Die Bereitschaft, eher zu verhandeln als zu streiken, geht einher mit der Weigerung der Gewerkschaftsführung, eine Koordinierung zwischen den sehr zahlreichen streikenden Sektoren einzuleiten. Die Gewerkschaften mobilisieren daher abwechselnd, ohne gemeinsame Termine und ohne den Versuch, das sehr eingeschränkte Streikrecht in Großbritannien zu überwinden, welches eine Anmeldung von Streiks mehrere Wochen vorher fordert.

Während der Streik im Gesundheitswesen die Unterstützung der Bevölkerung genießt, die im Vorbeifahren massenhaft lautstark hupen, wenn sie an den Streikposten vorbeifahren, könnte er sich als Ausgangsort für die Koordinierung der streikenden Sektoren erweisen, und die Bewegung auf andere Sektoren der Arbeiter:innenklasse ausdehnen.
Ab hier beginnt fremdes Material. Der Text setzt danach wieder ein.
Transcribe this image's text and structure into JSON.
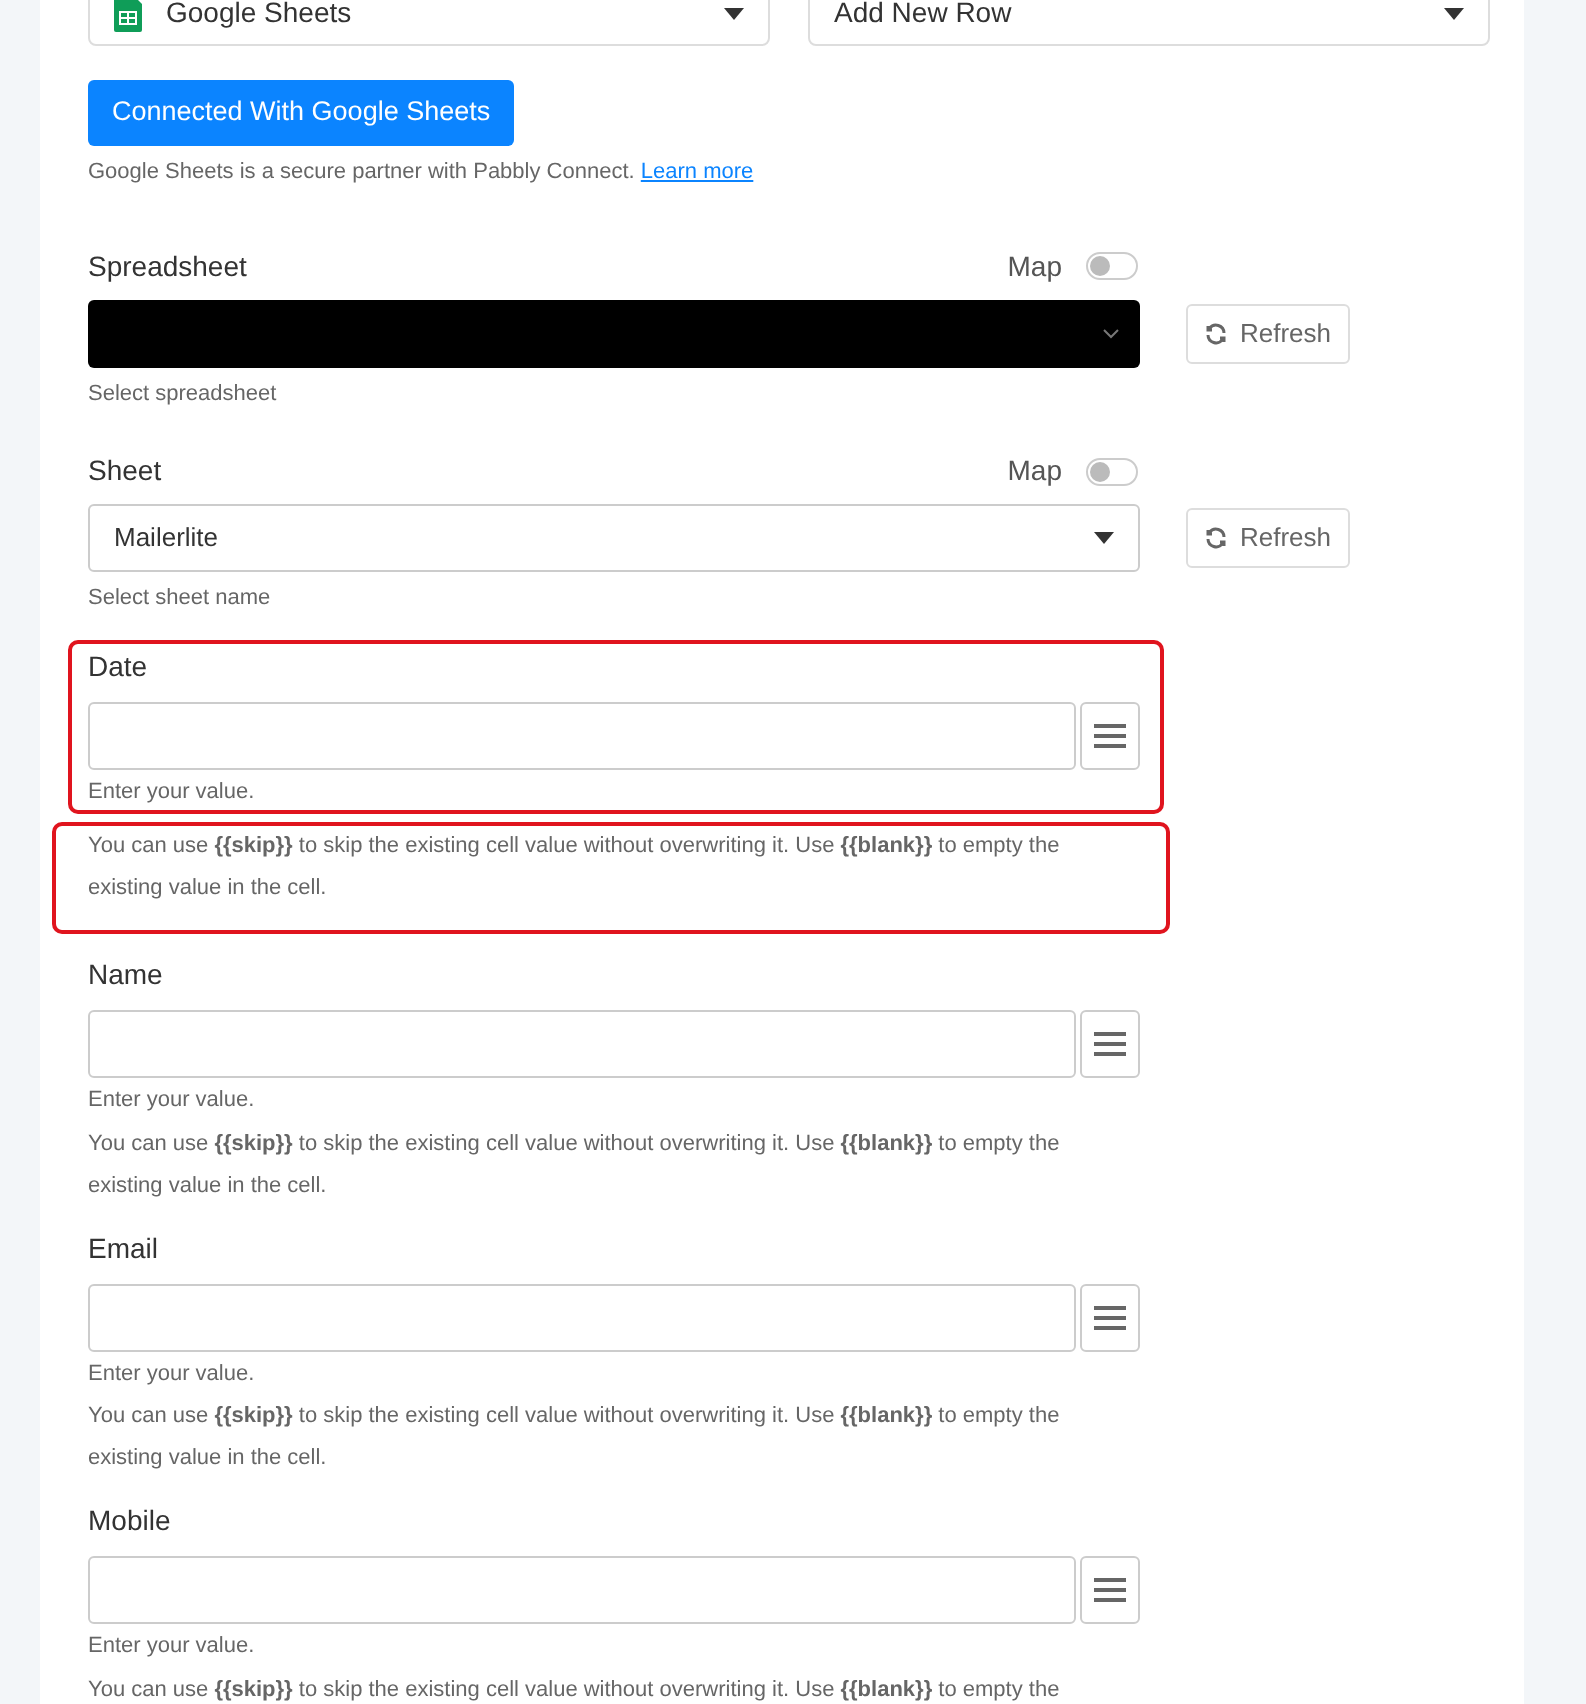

Weit entfernt von isolierten Mobilisierungsterminen und Verhandlungen mit einer Regierung, die bereit ist, die Armee zu rufen, um den Streik zu brechen, wird es möglich sein, die Bewegung zu stärken, indem man die Koordination aller kämpfenden Sektoren an der Basis vorantreibt, und der Losung des Generalstreiks, die sich im Land auszubreiten beginnt, Gestalt verleiht.